In questo momento in cui il Giappone e la sua letteratura godono di una grande attenzione, bisogna iniziare a fare dei distinguo, soprattutto se si tratta di scrittori contemporanei, e di lettori. Ci sono quelli che amano descrivere il Giappone di Kyoto e dei ciliegi in fiore, poi ci sono gli altri, quelli che si accorgono che i fiori di ciliegio durano una settimana e i cui petali, dopo essere diventati una nuvola rosa che colora le strade e le case, cadono a terra e, calpestati, diventano poltiglia.
Yū Miri, scrittrice giapponese di origini coreane, appartiene a questa seconda categoria. Alla categoria degli scrittori per i quali scrivere significa usare la penna in modo scomodo, per raccontare ciò che non si vuole vedere, o meglio, che si fa finta di non vedere. Non si tratta di racconti a stampo politico, ma di storie che puntano l’occhio e danno voce a coloro di cui nessuno parla perché non si adattano all’immagine edulcorata che si ha del Giappone. Già con Il Paese dei suicidi (Atmosphere Libri 2020), Yū Miri, considerata una delle voci più importanti della letteratura giapponese contemporanea, aveva evidenziato la sua vena poetica, una penna leggera e soave, capace di descrivere le situazioni più dure, i pensieri più scabrosi. La morte, il grande tabù dei nostri tempi, entra sempre prorompente nella sua narrazione, e Tokyo-Stazione Ueno non fa eccezione.
“La morte ci separa da alcune cose e la vita da altre, la vita ci avvicina ad alcune cose e la morte ad altre. Pioggia, pioggia, pioggia, pioggia…” (Tokyo – Stazione Ueno)

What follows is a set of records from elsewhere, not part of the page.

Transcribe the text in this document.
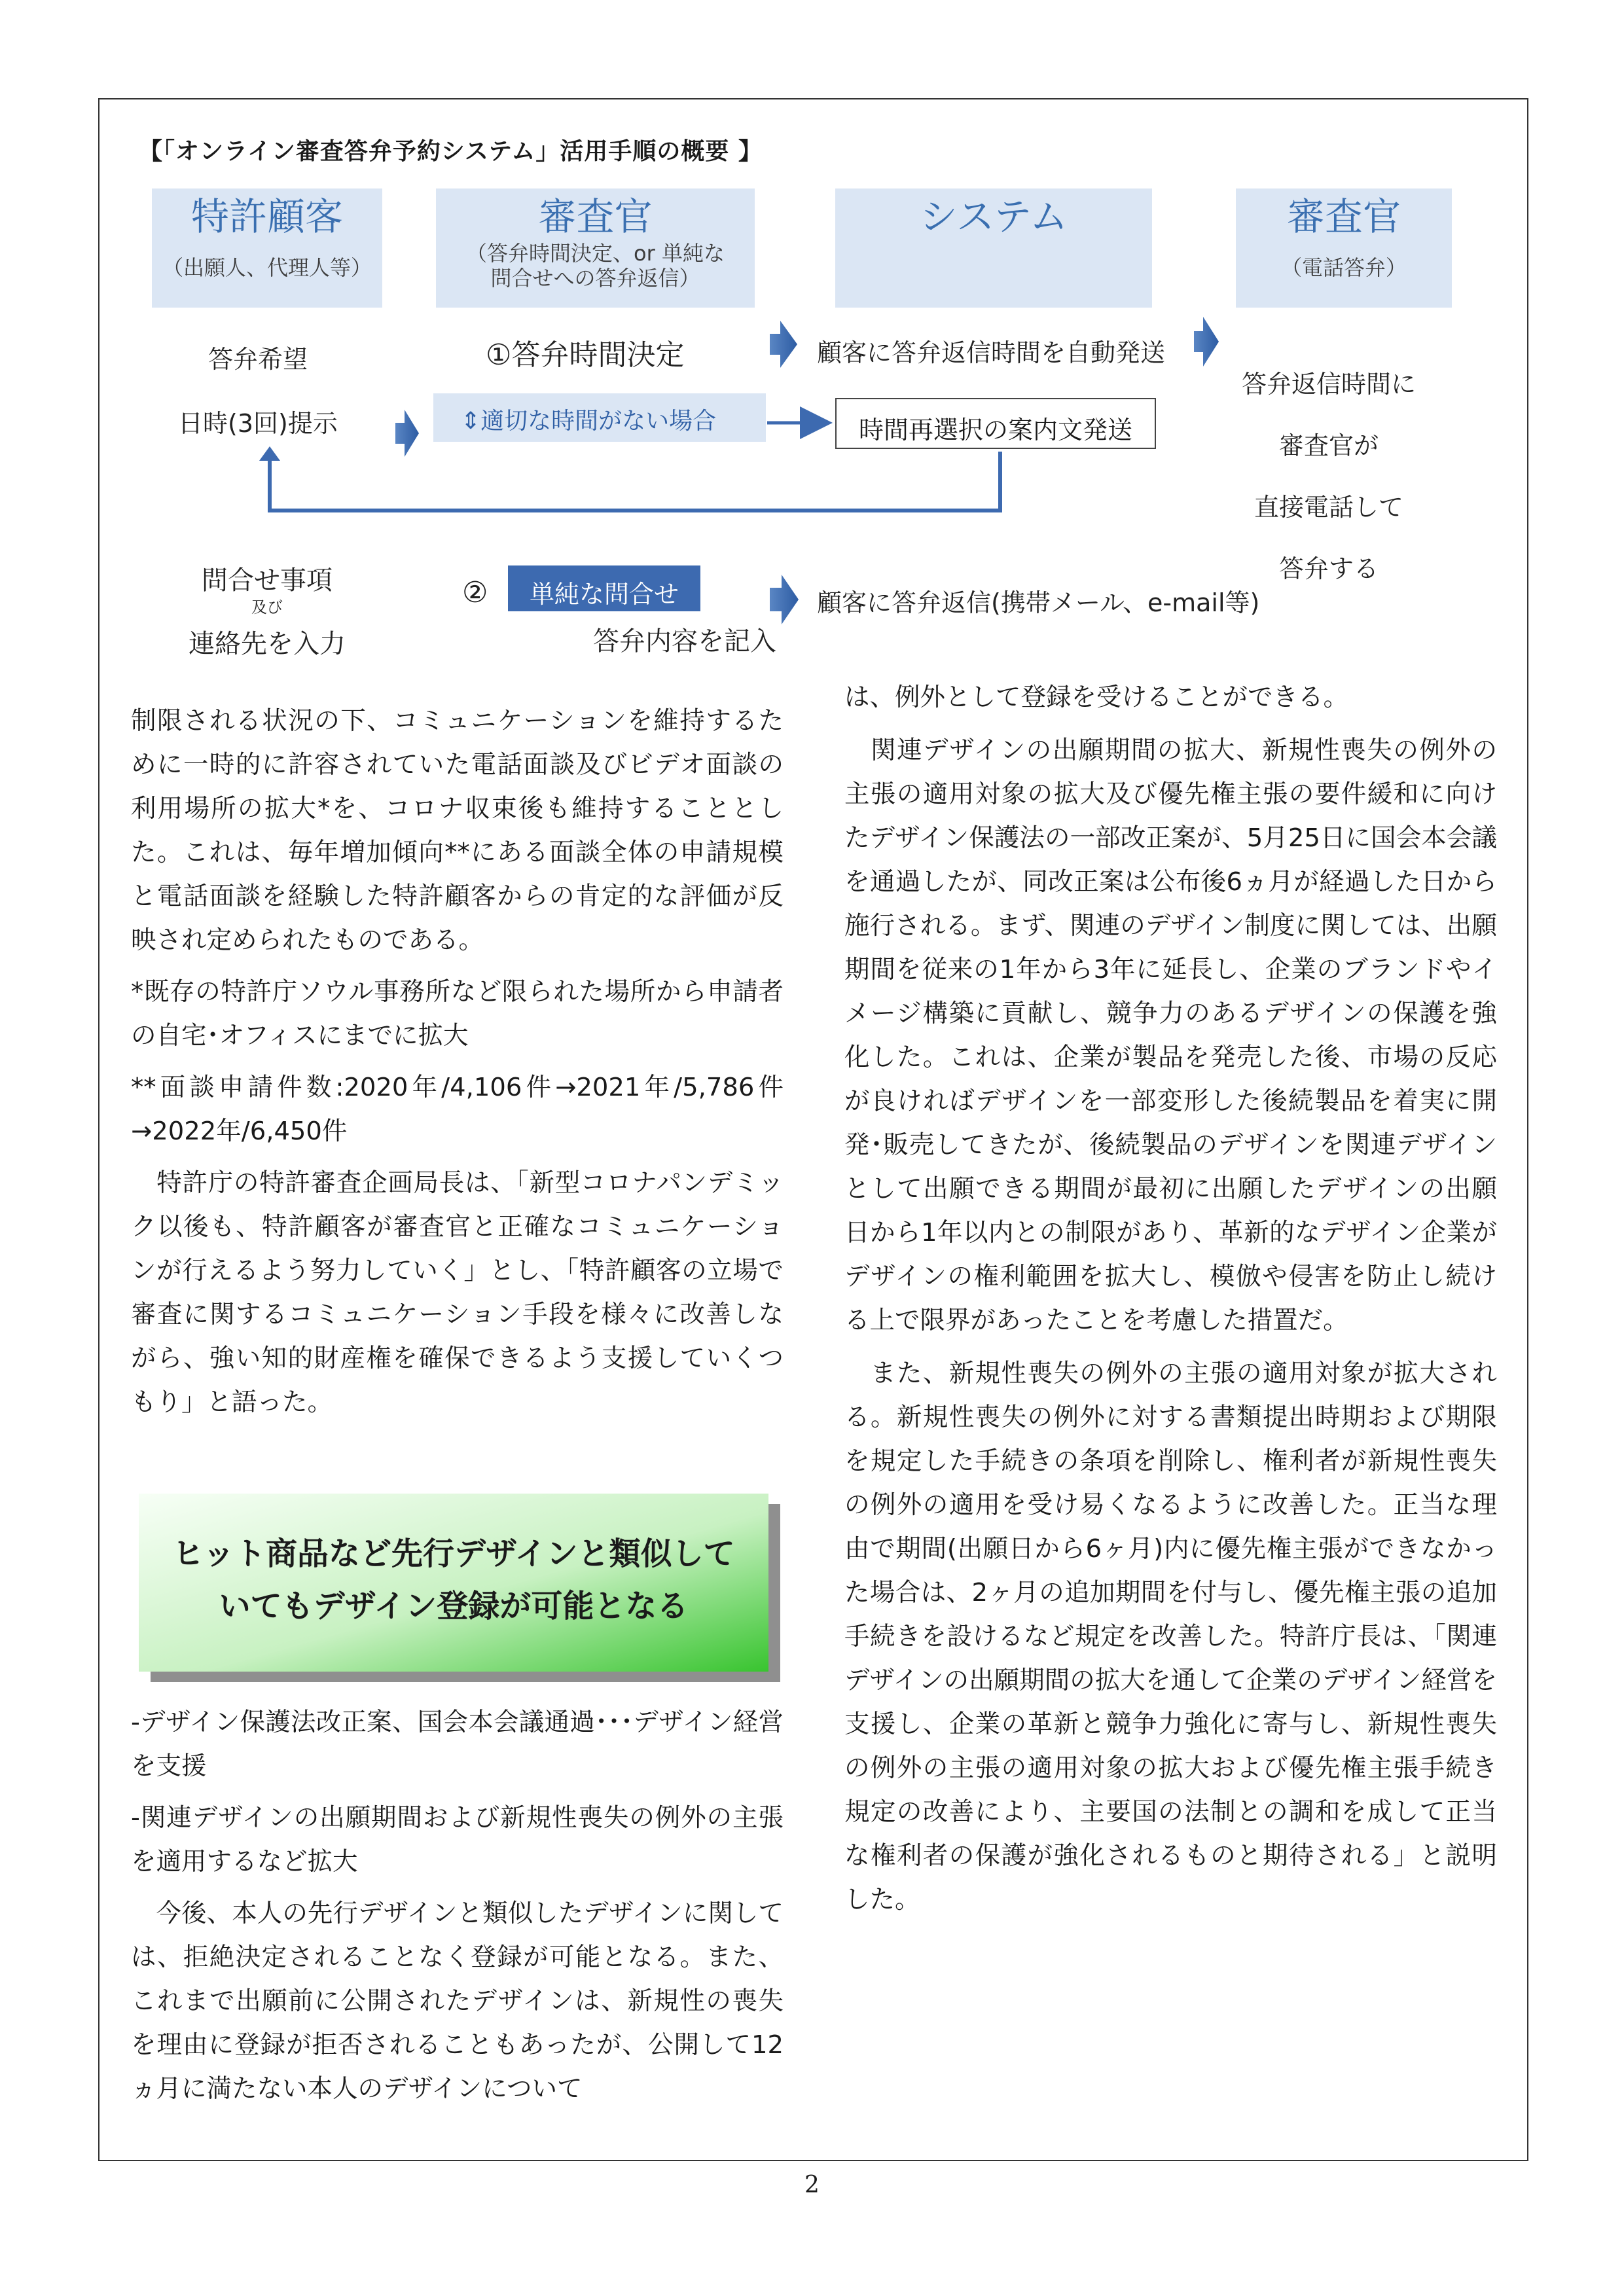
【「オンライン審査答弁予約システム」活用手順の概要 】
特許顧客
（出願人、代理人等）
審査官
（答弁時間決定、or 単純な
問合せへの答弁返信）
システム	審査官
（電話答弁）
答弁希望
日時(3回)提示
①答弁時間決定	顧客に答弁返信時間を自動発送
⇕適切な時間がない場合	時間再選択の案内文発送
問合せ事項
及び
連絡先を入力
②	単純な問合せ
答弁内容を記入
顧客に答弁返信(携帯メール、e-mail等)
答弁返信時間に
審査官が
直接電話して
答弁する

制限される状況の下、コミュニケーションを維持するために一時的に許容されていた電話面談及びビデオ面談の利用場所の拡大*を、コロナ収束後も維持することとした。これは、毎年増加傾向**にある面談全体の申請規模と電話面談を経験した特許顧客からの肯定的な評価が反映され定められたものである。

*既存の特許庁ソウル事務所など限られた場所から申請者の自宅･オフィスにまでに拡大

**面談申請件数:2020年/4,106件→2021年/5,786件→2022年/6,450件

　特許庁の特許審査企画局長は、「新型コロナパンデミック以後も、特許顧客が審査官と正確なコミュニケーションが行えるよう努力していく」とし、「特許顧客の立場で審査に関するコミュニケーション手段を様々に改善しながら、強い知的財産権を確保できるよう支援していくつもり」と語った。

ヒット商品など先行デザインと類似して
いてもデザイン登録が可能となる

-デザイン保護法改正案、国会本会議通過･･･デザイン経営を支援

-関連デザインの出願期間および新規性喪失の例外の主張を適用するなど拡大

　今後、本人の先行デザインと類似したデザインに関しては、拒絶決定されることなく登録が可能となる。また、これまで出願前に公開されたデザインは、新規性の喪失を理由に登録が拒否されることもあったが、公開して12ヵ月に満たない本人のデザインについて

は、例外として登録を受けることができる。

　関連デザインの出願期間の拡大、新規性喪失の例外の主張の適用対象の拡大及び優先権主張の要件緩和に向けたデザイン保護法の一部改正案が、5月25日に国会本会議を通過したが、同改正案は公布後6ヵ月が経過した日から施行される。まず、関連のデザイン制度に関しては、出願期間を従来の1年から3年に延長し、企業のブランドやイメージ構築に貢献し、競争力のあるデザインの保護を強化した。これは、企業が製品を発売した後、市場の反応が良ければデザインを一部変形した後続製品を着実に開発･販売してきたが、後続製品のデザインを関連デザインとして出願できる期間が最初に出願したデザインの出願日から1年以内との制限があり、革新的なデザイン企業がデザインの権利範囲を拡大し、模倣や侵害を防止し続ける上で限界があったことを考慮した措置だ。

　また、新規性喪失の例外の主張の適用対象が拡大される。新規性喪失の例外に対する書類提出時期および期限を規定した手続きの条項を削除し、権利者が新規性喪失の例外の適用を受け易くなるように改善した。正当な理由で期間(出願日から6ヶ月)内に優先権主張ができなかった場合は、2ヶ月の追加期間を付与し、優先権主張の追加手続きを設けるなど規定を改善した。特許庁長は、「関連デザインの出願期間の拡大を通して企業のデザイン経営を支援し、企業の革新と競争力強化に寄与し、新規性喪失の例外の主張の適用対象の拡大および優先権主張手続き規定の改善により、主要国の法制との調和を成して正当な権利者の保護が強化されるものと期待される」と説明した。

2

Con Tokyo-Stazione Ueno, storia di un senzatetto della stazione di Ueno, Yū Miri si è aggiudicata il prestigioso “National Book Award” per la letteratura straniera e recensioni entusiaste sono apparse sul New York Times, Guardian e il Washington Post. In Italia, se ne è forse parlato troppo poco, anche se questo è un libro che varrebbe la pena di leggere se ci interessa davvero capire qualcosa del Giappone. La storia di Kazu, il protagonista, si intreccia con quella del suo paese e della famiglia imperiale, con la quale condivide il giorno di nascita del figlio. Nonostante questo, solo a metà libro si scoprirà la vera natura di Kazu e il motivo che lo ha portato a rifugiarsi nel parco di Ueno. È forse questa la parte più interessante: la descrizione della vita dei senzatetto, i piccoli gesti di intimità, la solidarietà, le attività per sbarcare il lunario. Le varie e svariate motivazioni che portano persone a scomparire. In Giappone, d’altronde, si parla di “evaporati”: persone che svaniscono nel nulla senza lasciare traccia, da un giorno all’altro, investiti da problemi economici o morali.
Ricordo la prima volta che vidi un senzatetto alla stazione di Shinjuku ed il mio sconcerto a quella vista. Erano gli anni Novanta e ce ne erano ancora pochi in giro. Il Giappone era un paese ricco e all’avanguardia, una potenza mondiale con un tasso di disoccupazione bassissimo nel quale la povertà non era contemplata. I senzatetto di Shinjuku vivevano in scatole di cartone (e forse alcuni ci vivono ancora oggi) e ricordo di aver pensato se Abe Kobo non si fosse ispirato proprio a loro per scrivere uno dei suoi capolavori. Ricordo però che già allora, o comunque negli anni a seguire, ogni tanto mi giungeva voce che i senzatetto di Shinjuku erano stati sfollati, spostati, allontanati. Quando si passava di lì, di tanto in tanto, scomparivano insieme alle loro scatole, e poi, come per magia, riapparivano: mi sono sempre chiesta il perché e oggi, leggendo il libro di Yū Miri, sono forse riuscita a dare una risposta.